Nicole Lurie, M.D., M.S.P.H., Assistant Secretary for Preparedness and Response, U.S. Department of Health and Human Services
RESPONSE
Dr. Lurie notes that, “The claim that HHS is funding the creation of new bioweapons in order to develop effective countermeasures is false.” Yet, as she herself acknowledges, creating a drug or vaccine requires the use of the bacteria or viruses that cause the illness in question. This is known as “dual use research,” because the scientific knowledge necessary for developing a therapy may also be used for harm. Developing medical countermeasures means developing weaponized versions of chemical agents.
And this is exactly what the US Army Medical Research Institute of Infectious Diseases did in its 2013 study, “Pathology of Experimental Aerosol Zaire Ebolavirus Infection in Rhesus Macaques.” In that report, the authors state, “There is a threat of ebolavirus as an aerosolized biological weapon, and this study evaluated the pathogenesis of aerosol infection in 18 rhesus macaques.” At least one of the authors of that study worked in a lab funded by the National Institutes of Health — which is part of the HHS.
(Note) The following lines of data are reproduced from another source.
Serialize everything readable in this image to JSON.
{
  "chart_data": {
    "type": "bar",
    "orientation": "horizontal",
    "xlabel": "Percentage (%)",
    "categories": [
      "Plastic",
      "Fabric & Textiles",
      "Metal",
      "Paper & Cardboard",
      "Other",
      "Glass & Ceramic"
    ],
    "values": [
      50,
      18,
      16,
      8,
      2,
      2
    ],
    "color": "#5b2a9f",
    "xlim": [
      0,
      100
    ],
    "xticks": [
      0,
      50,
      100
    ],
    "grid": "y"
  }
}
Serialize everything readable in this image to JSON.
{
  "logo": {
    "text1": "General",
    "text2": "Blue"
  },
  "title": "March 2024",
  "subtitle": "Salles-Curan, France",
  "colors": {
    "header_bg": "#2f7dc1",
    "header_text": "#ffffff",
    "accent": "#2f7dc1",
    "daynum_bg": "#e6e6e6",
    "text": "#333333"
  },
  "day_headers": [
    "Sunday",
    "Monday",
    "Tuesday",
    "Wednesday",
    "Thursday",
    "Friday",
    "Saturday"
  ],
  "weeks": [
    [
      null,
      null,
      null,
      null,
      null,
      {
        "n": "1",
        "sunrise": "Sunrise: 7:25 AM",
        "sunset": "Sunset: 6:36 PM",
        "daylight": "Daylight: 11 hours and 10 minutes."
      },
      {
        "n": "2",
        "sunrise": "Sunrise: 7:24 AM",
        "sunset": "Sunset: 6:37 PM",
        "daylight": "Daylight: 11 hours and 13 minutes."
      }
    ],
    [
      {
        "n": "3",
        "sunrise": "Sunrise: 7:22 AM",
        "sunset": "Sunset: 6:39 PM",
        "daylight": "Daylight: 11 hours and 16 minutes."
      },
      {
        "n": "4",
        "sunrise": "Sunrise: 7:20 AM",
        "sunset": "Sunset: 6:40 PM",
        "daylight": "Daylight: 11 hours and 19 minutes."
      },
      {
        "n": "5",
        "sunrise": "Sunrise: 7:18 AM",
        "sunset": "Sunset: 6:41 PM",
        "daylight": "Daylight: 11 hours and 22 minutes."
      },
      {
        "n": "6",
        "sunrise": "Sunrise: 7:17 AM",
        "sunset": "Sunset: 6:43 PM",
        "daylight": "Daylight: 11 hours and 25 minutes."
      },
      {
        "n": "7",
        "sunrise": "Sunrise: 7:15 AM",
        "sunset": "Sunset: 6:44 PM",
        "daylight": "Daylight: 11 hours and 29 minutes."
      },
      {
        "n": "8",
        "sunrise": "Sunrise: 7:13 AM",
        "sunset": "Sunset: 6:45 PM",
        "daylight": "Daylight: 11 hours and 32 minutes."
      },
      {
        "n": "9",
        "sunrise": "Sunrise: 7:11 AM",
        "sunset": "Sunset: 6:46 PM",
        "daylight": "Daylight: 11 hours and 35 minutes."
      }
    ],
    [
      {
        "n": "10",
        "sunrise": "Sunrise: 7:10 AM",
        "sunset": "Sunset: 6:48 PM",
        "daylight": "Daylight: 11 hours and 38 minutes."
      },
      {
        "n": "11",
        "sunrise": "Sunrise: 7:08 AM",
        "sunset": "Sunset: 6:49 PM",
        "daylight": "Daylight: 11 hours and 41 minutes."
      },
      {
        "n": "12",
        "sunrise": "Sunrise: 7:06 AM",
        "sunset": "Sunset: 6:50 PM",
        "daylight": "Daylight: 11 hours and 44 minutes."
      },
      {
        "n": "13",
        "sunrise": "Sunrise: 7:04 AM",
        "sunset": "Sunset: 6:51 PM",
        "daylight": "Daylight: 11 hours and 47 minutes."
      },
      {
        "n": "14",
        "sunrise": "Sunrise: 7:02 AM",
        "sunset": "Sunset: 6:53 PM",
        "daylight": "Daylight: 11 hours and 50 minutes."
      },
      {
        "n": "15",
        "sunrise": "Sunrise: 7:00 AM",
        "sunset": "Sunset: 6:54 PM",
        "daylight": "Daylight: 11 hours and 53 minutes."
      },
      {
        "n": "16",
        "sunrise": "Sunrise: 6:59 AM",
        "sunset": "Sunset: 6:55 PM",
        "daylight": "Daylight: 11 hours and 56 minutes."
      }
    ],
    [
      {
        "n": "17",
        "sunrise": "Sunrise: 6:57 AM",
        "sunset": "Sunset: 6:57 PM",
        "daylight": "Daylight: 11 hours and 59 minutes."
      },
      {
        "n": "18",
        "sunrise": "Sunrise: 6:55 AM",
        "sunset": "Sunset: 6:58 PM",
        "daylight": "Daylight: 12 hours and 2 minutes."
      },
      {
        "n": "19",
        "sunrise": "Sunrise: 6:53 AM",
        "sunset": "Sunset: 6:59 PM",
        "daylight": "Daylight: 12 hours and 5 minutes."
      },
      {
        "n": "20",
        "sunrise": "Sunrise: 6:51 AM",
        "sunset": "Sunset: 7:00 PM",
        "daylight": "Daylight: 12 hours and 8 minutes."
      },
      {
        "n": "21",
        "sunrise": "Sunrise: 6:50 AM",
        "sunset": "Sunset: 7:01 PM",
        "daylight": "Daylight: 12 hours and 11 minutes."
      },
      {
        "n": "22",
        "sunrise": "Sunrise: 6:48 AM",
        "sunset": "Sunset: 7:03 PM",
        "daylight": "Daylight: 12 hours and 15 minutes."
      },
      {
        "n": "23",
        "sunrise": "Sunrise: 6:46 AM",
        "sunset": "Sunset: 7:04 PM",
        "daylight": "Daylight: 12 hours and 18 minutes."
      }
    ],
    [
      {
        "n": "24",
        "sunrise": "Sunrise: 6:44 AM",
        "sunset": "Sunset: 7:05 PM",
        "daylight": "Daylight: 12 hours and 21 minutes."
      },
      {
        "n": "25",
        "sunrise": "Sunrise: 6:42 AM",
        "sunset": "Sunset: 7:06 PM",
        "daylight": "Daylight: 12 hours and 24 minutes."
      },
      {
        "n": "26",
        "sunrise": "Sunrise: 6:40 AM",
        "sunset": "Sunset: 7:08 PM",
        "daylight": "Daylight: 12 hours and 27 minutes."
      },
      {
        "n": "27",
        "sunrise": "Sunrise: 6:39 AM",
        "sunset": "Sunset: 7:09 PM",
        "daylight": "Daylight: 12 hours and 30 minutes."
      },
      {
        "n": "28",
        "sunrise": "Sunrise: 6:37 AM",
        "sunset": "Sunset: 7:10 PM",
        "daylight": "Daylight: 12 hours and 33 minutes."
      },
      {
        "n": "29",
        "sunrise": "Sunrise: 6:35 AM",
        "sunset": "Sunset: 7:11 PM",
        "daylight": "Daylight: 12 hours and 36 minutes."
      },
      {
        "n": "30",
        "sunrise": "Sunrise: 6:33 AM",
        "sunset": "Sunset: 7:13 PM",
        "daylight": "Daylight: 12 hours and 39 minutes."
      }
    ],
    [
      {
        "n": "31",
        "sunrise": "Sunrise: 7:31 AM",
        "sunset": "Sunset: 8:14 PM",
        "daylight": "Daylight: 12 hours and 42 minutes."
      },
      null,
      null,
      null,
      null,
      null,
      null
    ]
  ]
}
Other examples dot the recent past. In 2005, scientists at the Centers for Disease Control and Prevention (also part of the HHS) announced that they had “successfully reconstructed the influenza virus strain responsible for the 1918 pandemic, a project that greatly advances preparedness efforts for the next pandemic.” In 2003, it was revealed that researchers working at an NIH-funded laboratory at St. Louis University researchers purposefully created a form of mousepox that could defeat the known vaccine. They also created a treatment to fight the new, more deadly strain of the virus. These are just a few examples.
Regarding the BSL-4 laboratories, Lurie continues to ignore the U.S. Government Accountability Office report issued just last year and referred to in my article that states: “No single federal agency was responsible for assessing overall laboratory needs. Instead, departments and agencies only assessed laboratory needs that were within the scope of their respective missions. We therefore determined that a national strategy for oversight, including periodic assessments of the nation’s need for these laboratories, was called for. We also found that the absence of national standards for laboratory design, construction, commissioning, operations, and maintenance raised concerns and increased the risk of laboratory accidents.” This criticism of a reprehensible lack of oversight and standards — certainly the most damning when it comes to work involving dangerous chemical agents — does not come from Newsweek, but from the U.S. government itself.